Not much is known yet about the motives behind the shooting last weekend in Grantsville. The suspect though is 16-year-old Collin Haynie, accused of killing his mother and three of his siblings in their family home.
He’s facing 10 charges in Utah district court, including four counts of aggravated murder.
And even though he’s under 18, he’ll be seen as an adult in the eyes of the court. That means he could spend the rest of his life in state prison.
Under Utah state law, it’s mandatory that juveniles 16 and older accused of murder are tried as adults.
Anna Thomas, a policy analyst for Voices for Utah Children, said while the situation is tragic, locking a kid up and throwing away the key usually does more harm than good.

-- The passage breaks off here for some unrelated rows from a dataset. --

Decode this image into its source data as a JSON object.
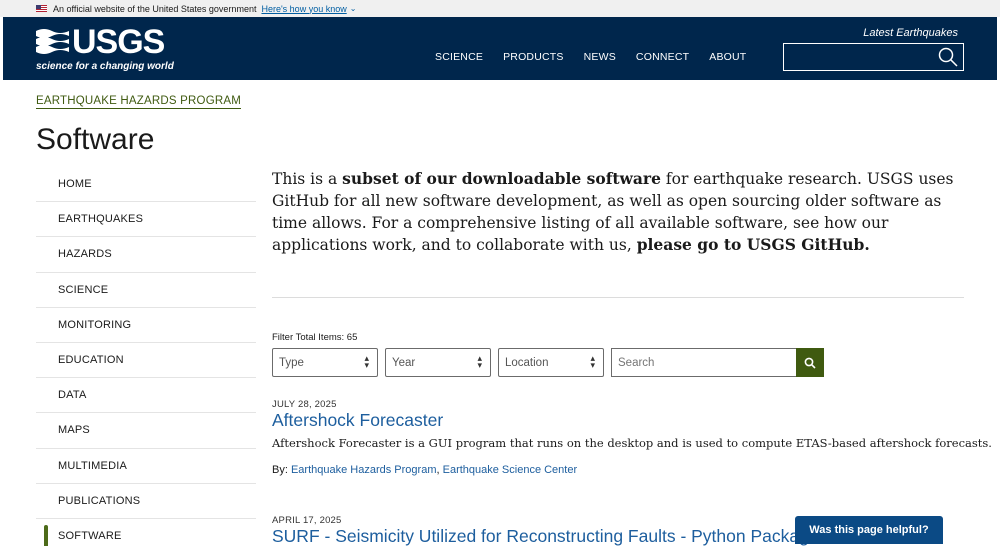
{
  "gov_banner": {
    "text": "An official website of the United States government",
    "link": "Here's how you know"
  },
  "header": {
    "logo_text": "USGS",
    "logo_tagline": "science for a changing world",
    "nav": [
      "SCIENCE",
      "PRODUCTS",
      "NEWS",
      "CONNECT",
      "ABOUT"
    ],
    "latest_earthquakes": "Latest Earthquakes",
    "search_placeholder": ""
  },
  "breadcrumb": "EARTHQUAKE HAZARDS PROGRAM",
  "page_title": "Software",
  "sidebar": {
    "items": [
      "HOME",
      "EARTHQUAKES",
      "HAZARDS",
      "SCIENCE",
      "MONITORING",
      "EDUCATION",
      "DATA",
      "MAPS",
      "MULTIMEDIA",
      "PUBLICATIONS",
      "SOFTWARE"
    ],
    "active": "SOFTWARE"
  },
  "intro": {
    "part1": "This is a ",
    "bold1": "subset of our downloadable software",
    "part2": " for earthquake research. USGS uses GitHub for all new software development, as well as open sourcing older software as time allows. For a comprehensive listing of all available software, see how our applications work, and to collaborate with us, ",
    "bold2": "please go to USGS GitHub."
  },
  "filters": {
    "total_label": "Filter Total Items: 65",
    "type": "Type",
    "year": "Year",
    "location": "Location",
    "search_placeholder": "Search"
  },
  "items": [
    {
      "date": "JULY 28, 2025",
      "title": "Aftershock Forecaster",
      "description": "Aftershock Forecaster is a GUI program that runs on the desktop and is used to compute ETAS-based aftershock forecasts.",
      "by_label": "By:",
      "authors": [
        "Earthquake Hazards Program",
        "Earthquake Science Center"
      ]
    },
    {
      "date": "APRIL 17, 2025",
      "title": "SURF - Seismicity Utilized for Reconstructing Faults - Python Package"
    }
  ],
  "helpful_button": "Was this page helpful?",
  "colors": {
    "header_bg": "#00264c",
    "accent_green": "#3f5a10",
    "link_blue": "#1d5e9e",
    "helpful_bg": "#0b4a85"
  }
}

“We know it's not effective in terms of rehabilitating anyone,” she said. “As a society, what are we getting out of that?”
That concern was one of the main reasons behind Utah’s juvenile justice reform in 2017. Before that, a state report found that the longer kids are locked up, the greater their chances of committing another crime.
Republican State Representative and former juvenile prosecutor Lowry Snow sponsored the legislative bill behind those reforms. Now he’s working on a follow-up that would give judges the option of keeping minors like Haynie in the juvenile system.
He said that it’s important to remember why there is a difference between criminal justice for young people and adults. The adolescent brain is not fully developed until age 24-25, he said, so they don't have the same capacity as adults to fully appreciate the consequences of their actions.
“The reform is an effort to recognize that difference,” he said. “And to have our system recognize that young [people], especially for low level offenses, are capable of turning their lives around. And even for those that are accused of serious crimes, recognizing that we're dealing with children and not with adults is better policy.”
It’s unlikely though that the bill would apply to the Grantsville case or to any young people in Utah already serving time as adults.